- The Supreme Court will hear two challenges to Biden’s student loan debt relief plan on Tuesday.
- In 2007, Justice Clarence Thomas wrote about the “crushing weight” of student debt in his own life.
- The ruling could impact the economic fate of millions of US student loan borrowers.
Supreme Court Justice Clarence Thomas was still paying off his student loans when he joined the High Court in 1991.
In his 2007 memoir “My Grandfather’s Son,” Thomas, the court’s longest-serving justice, spoke of the “crushing weight” of student debt from his time at Yale Law School. He recalled how his only option to afford his final years at Yale was to sign up for a tuition postponement option where a group of students would pay off their loans together, with the highest income paying the most.
“I didn’t know what else to do, so I signed on the dotted line, and spent the next two decades paying off the money I’d borrowed during my last two years at Yale,” Thomas wrote of the experience. Thomas graduated from the school in 1974.
However, it’s unclear how much of this experience will factor into Thomas’ opinion as the Supreme Court hears two challenges to President Joe Biden’s student loan forgiveness plan on Tuesday.
In August, Biden announced plans to cancel up to $20,000 in student debt for federal borrowers making under $125,000 a year.
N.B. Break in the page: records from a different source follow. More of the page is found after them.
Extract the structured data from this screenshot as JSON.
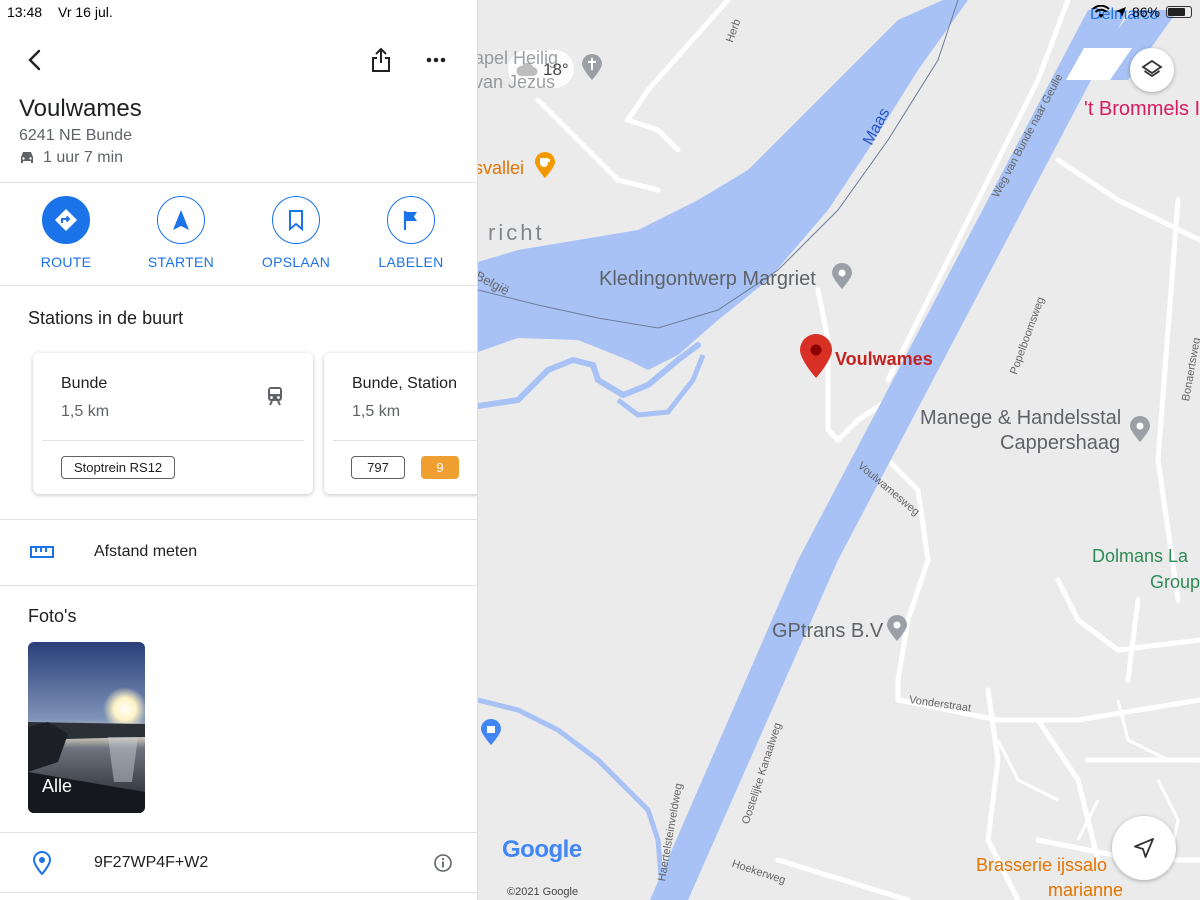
{
  "status_bar": {
    "time": "13:48",
    "date": "Vr 16 jul.",
    "battery": "86%"
  },
  "place": {
    "name": "Voulwames",
    "address": "6241 NE Bunde",
    "travel_time": "1 uur 7 min"
  },
  "actions": [
    {
      "label": "ROUTE",
      "icon": "directions-icon"
    },
    {
      "label": "STARTEN",
      "icon": "navigation-icon"
    },
    {
      "label": "OPSLAAN",
      "icon": "bookmark-icon"
    },
    {
      "label": "LABELEN",
      "icon": "flag-icon"
    }
  ],
  "stations": {
    "title": "Stations in de buurt",
    "cards": [
      {
        "name": "Bunde",
        "distance": "1,5 km",
        "chips": [
          "Stoptrein RS12"
        ]
      },
      {
        "name": "Bunde, Station",
        "distance": "1,5 km",
        "chips": [
          "797",
          "9"
        ]
      }
    ]
  },
  "measure": {
    "label": "Afstand meten"
  },
  "photos": {
    "title": "Foto's",
    "all_label": "Alle"
  },
  "plus_code": {
    "value": "9F27WP4F+W2"
  },
  "map": {
    "weather": "18°",
    "river": "Maas",
    "country": "België",
    "selected_label": "Voulwames",
    "pois": {
      "kleding": "Kledingontwerp Margriet",
      "manege_1": "Manege & Handelsstal",
      "manege_2": "Cappershaag",
      "gptrans": "GPtrans B.V",
      "dolmans_1": "Dolmans La",
      "dolmans_2": "Group",
      "brommels": "'t Brommels I",
      "brasserie_1": "Brasserie ijssalo",
      "brasserie_2": "marianne",
      "vallei": "svallei",
      "kapel_1": "apel Heilig",
      "kapel_2": "van Jezus",
      "dellmarco": "Delmarco",
      "richt": "richt"
    },
    "streets": {
      "weg_van_bunde": "Weg van Bunde naar Geulle",
      "popelboomsweg": "Popelboomsweg",
      "bonaertsweg": "Bonaertsweg",
      "voulwamesweg": "Voulwamesweg",
      "vonderstraat": "Vonderstraat",
      "oostelijke": "Oostelijke Kanaalweg",
      "haertelstein": "Haertelsteinveldweg",
      "hoekerweg": "Hoekerweg",
      "herb": "Herb"
    },
    "google_logo": "Google",
    "copyright": "©2021 Google",
    "colors": {
      "water": "#a8c2f5",
      "land": "#ebebeb",
      "road": "#ffffff",
      "pin": "#d93025",
      "accent": "#1a73e8"
    }
  }
}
However, the plan has been met with pushback from Republicans and has been put paused due to several lawsuits aiming to block the plan.
The Supreme Court will hear arguments to the cases on Tuesday and will make a final ruling likely in June, which would impact the lives of millions of student loan borrowers including the 20 million borrowers that the White House estimates would have their balances completely wiped out.
Thomas wrote in his memoir that a law student once even suggested he apply for bankruptcy to get out from under the “crushing weight” but he turned down that idea. Thomas wouldn’t repay back those loans until his mid-40s and several years into his role as a justice, The Associated Press reported.
“One student pointed out that I was eligible for public assistance and food stamps, since I had little income and no support from my family Another suggested that I declare bankruptcy after graduating in order to get out from under the crushing weight of all my student loans (a loophole that has since been plugged),” Thomas wrote.
Notably, getting rid of student debt through bankruptcy has been difficult for borrowers to achieve due to the high hardship standards needed to discharge the loans. Biden’s Education Department has begun reforming the process to make it easier, but right now, the main focus is the president’s broad debt relief plan.
Amid Republican pushback calling the broad debt relief plan unfair and illegal, Democratic lawmakers and Biden have maintained confidence in the president’s authority to cancel student debt for 40 million Americans, and it remains to be seen if the conservative-majority Supreme Court will follow the conservative lower courts’ rulings to block the relief, or allow it to be implemented.
“The lower courts’ orders have erroneously deprived the Secretary of his statutory authority to provide targeted student-loan debt relief to borrowers affected by national emergencies, leaving millions of economically vulnerable borrowers in limbo,” Biden’s Justice Department wrote in a brief to the Supreme Court.